• "mitolojinin gücü çoğunlukla doğrudan doğruya felsefenin tersine bir yol izler, kurtuluş okyanusundan çok yaşam alevini yüceltir. klasik hint felsefesinin öğretileri genellikle hindu mitoslarının yola çıktığı temelleri oluştursa da mitoslar gerçekte onlardan ayrılıp çok ötelere uzanır. mitos felsefenin varsayımlarını özenle kurup yükseltir, sonra da aynı özenle alaşağı eder.

    'herşey dağılıyor' - mitoslardaki bu kaos durumu artık yaşama yönelen bir tehdit değil, yaşamın üzerine kurulabileceği biricik öncüldür. ölümü gösterir gibi görünen birincil öğelerin dağılışı gerçekte yaşamdaki dönüşümün ilk adımıdır. 'söner' gibi görünen, gerçekte shakespeare'in 'gümrah, tuhaf tebdil-i deniz'ine uğrar. çünkü deniz hindu evreninin rahmidir ve rahme dönüş ölmektir. kozmik sular düzenin farklılaşmamış en son biçimidir - ölümdür. ama okyanus çalkalanıp kaos doğduğunda yaşam güçleri -iyi ile kötü, nektar ve zehir - kendi tebdil-i denizlerini yaşar ve serbest kalırlar."
  • su yeryüzünün hem doğum hem saklanma yeridir, çünkü hintiler maddenin asla artmadığı kapalı bir evren düşlediler. yaratılış görüntüsü ancak zaten mevcut öğelerin yeniden düzenlenmesi -bulunması- ile gerçekleşir. ve kozmik tufanla tekrar tekrar diriltilir.

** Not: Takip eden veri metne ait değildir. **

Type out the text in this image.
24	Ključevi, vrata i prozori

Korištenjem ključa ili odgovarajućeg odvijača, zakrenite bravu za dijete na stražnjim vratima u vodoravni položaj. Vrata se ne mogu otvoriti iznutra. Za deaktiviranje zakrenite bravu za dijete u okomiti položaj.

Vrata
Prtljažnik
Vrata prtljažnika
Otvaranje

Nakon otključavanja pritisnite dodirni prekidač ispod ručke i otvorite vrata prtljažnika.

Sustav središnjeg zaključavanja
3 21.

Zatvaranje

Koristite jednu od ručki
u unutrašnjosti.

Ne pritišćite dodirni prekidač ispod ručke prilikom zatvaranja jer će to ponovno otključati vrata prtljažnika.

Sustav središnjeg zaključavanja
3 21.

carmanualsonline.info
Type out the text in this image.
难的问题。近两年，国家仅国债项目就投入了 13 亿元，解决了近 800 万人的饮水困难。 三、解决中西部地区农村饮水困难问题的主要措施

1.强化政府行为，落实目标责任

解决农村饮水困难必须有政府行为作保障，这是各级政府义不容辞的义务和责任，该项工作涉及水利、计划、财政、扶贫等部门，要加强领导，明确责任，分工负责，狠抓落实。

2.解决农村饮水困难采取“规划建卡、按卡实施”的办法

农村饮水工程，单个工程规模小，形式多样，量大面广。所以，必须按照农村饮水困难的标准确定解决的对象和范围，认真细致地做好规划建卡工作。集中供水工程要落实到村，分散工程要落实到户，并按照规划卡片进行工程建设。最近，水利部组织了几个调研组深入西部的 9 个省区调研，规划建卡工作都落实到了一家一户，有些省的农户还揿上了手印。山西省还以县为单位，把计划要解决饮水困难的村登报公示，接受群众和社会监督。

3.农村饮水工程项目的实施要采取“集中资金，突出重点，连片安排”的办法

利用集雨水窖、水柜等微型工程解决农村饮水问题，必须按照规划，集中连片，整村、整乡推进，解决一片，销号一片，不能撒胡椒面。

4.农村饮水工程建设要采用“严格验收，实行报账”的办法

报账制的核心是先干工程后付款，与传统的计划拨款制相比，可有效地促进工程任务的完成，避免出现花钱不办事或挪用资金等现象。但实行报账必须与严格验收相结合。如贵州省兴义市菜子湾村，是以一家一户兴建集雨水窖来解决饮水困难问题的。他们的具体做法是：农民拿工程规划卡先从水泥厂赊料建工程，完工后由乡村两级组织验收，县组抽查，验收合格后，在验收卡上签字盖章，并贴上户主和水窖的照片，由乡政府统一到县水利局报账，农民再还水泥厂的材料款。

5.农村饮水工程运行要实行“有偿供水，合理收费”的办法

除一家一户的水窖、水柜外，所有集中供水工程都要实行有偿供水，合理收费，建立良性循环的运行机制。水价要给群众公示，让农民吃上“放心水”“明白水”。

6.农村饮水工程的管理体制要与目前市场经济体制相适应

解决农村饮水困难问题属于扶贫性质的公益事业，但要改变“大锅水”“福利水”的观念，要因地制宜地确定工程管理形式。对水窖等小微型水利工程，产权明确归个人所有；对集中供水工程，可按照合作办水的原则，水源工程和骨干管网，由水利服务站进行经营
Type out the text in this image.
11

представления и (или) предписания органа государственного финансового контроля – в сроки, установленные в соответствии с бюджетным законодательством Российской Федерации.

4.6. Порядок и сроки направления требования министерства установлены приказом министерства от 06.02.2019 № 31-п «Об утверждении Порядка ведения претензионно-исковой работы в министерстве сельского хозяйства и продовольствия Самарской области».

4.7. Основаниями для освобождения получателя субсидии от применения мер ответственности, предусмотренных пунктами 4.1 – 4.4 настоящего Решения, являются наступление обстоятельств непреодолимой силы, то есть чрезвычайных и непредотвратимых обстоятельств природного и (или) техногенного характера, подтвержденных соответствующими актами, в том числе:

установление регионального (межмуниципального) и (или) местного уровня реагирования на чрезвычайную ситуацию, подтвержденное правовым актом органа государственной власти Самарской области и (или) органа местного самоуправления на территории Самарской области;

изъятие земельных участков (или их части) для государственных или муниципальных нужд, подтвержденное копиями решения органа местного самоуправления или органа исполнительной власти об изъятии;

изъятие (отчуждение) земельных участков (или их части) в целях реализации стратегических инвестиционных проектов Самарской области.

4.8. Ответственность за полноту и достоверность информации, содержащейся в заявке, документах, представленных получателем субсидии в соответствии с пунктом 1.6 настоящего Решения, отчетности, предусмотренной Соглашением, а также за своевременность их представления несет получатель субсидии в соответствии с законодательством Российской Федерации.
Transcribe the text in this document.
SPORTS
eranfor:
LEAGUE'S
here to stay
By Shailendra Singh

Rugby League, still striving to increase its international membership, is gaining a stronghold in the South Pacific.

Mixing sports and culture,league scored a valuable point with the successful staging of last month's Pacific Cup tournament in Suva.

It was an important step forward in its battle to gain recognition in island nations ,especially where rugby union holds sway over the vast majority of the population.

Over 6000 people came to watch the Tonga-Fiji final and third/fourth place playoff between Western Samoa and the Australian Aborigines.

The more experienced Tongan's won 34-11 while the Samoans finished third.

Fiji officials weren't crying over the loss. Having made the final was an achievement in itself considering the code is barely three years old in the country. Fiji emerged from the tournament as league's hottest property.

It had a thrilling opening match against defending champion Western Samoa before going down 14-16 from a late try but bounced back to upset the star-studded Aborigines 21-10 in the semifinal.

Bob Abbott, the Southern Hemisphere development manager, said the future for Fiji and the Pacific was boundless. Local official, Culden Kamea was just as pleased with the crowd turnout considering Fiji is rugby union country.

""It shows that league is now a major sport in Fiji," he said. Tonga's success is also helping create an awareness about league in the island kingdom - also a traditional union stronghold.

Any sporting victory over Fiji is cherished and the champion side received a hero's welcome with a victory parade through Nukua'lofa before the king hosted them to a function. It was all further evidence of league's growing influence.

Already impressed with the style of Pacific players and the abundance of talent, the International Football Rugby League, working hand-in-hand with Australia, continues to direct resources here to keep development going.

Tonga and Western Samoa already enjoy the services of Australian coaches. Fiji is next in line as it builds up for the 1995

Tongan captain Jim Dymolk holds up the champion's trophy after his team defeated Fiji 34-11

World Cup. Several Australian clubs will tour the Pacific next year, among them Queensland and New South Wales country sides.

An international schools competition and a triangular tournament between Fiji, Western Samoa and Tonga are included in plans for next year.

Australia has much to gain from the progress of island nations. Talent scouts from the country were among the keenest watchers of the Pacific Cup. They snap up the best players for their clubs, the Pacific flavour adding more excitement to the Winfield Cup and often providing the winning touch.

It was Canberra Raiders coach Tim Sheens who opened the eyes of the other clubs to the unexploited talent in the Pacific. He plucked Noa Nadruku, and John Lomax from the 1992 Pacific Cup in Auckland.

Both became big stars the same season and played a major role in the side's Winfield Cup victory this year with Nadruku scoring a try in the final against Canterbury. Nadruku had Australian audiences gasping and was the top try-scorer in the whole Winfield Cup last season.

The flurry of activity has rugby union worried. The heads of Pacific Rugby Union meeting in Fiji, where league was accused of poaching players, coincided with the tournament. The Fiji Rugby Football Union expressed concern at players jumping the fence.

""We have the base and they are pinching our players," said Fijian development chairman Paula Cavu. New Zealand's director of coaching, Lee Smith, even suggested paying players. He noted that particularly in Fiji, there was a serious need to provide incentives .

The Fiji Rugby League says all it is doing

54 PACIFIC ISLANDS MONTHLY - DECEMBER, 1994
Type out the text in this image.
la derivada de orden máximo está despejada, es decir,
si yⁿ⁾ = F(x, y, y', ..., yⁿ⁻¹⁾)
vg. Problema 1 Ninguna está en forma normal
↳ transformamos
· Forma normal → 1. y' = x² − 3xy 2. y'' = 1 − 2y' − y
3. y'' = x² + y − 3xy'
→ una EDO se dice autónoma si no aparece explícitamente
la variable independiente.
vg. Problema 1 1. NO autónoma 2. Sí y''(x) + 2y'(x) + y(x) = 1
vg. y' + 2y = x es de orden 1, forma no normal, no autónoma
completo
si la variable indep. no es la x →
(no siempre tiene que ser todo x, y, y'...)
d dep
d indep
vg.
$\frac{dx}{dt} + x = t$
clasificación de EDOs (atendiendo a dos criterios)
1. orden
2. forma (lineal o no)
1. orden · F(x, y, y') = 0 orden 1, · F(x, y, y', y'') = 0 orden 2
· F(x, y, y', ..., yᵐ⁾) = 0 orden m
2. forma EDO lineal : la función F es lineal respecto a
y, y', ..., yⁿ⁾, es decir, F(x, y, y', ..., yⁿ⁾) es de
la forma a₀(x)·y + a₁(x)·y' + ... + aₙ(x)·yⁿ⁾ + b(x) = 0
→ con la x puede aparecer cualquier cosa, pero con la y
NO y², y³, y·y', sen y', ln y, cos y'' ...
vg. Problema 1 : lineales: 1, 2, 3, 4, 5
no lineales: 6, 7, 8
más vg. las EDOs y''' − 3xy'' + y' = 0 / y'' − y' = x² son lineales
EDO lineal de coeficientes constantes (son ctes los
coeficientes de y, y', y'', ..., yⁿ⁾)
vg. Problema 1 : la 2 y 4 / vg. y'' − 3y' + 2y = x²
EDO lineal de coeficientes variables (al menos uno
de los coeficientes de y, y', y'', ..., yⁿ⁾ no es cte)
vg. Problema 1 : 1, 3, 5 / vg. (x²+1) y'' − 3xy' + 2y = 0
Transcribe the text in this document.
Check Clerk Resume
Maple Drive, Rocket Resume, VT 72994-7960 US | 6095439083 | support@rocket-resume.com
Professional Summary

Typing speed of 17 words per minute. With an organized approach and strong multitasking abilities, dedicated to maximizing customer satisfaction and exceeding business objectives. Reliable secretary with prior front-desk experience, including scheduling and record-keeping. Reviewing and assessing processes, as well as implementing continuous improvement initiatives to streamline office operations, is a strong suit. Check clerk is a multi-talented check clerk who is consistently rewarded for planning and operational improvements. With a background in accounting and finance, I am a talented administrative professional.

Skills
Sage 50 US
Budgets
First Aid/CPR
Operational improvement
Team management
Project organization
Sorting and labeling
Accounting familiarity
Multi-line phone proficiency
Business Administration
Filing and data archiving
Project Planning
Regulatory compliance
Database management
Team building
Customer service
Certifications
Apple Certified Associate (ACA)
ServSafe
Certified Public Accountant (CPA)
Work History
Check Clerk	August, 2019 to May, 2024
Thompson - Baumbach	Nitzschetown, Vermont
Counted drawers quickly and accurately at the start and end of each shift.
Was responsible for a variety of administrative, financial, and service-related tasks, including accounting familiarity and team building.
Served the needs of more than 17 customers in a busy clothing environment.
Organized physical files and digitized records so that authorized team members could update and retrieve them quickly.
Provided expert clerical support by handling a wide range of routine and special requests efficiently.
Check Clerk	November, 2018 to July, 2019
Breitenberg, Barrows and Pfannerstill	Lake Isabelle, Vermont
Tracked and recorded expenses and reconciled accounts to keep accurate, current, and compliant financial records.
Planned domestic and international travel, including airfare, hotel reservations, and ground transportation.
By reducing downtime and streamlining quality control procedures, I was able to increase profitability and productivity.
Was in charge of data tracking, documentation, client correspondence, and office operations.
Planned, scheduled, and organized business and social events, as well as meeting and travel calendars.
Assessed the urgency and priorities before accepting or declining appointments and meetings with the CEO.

  • hindular depremi şöyle açıklamış; dünya, bir kaplumbağanın üzerinde duran dört fil tarafından tutulmaktadır. kaplumbağa da bir kobranın üzerinde dengelenmiştir. bu hayvanlardan herhangi biri hareket ettiğinde, dünya titriyor ve sallanıyor. yunan mitolojisi gibi tüm yükü atlas'ın sırtına bindirmemişler.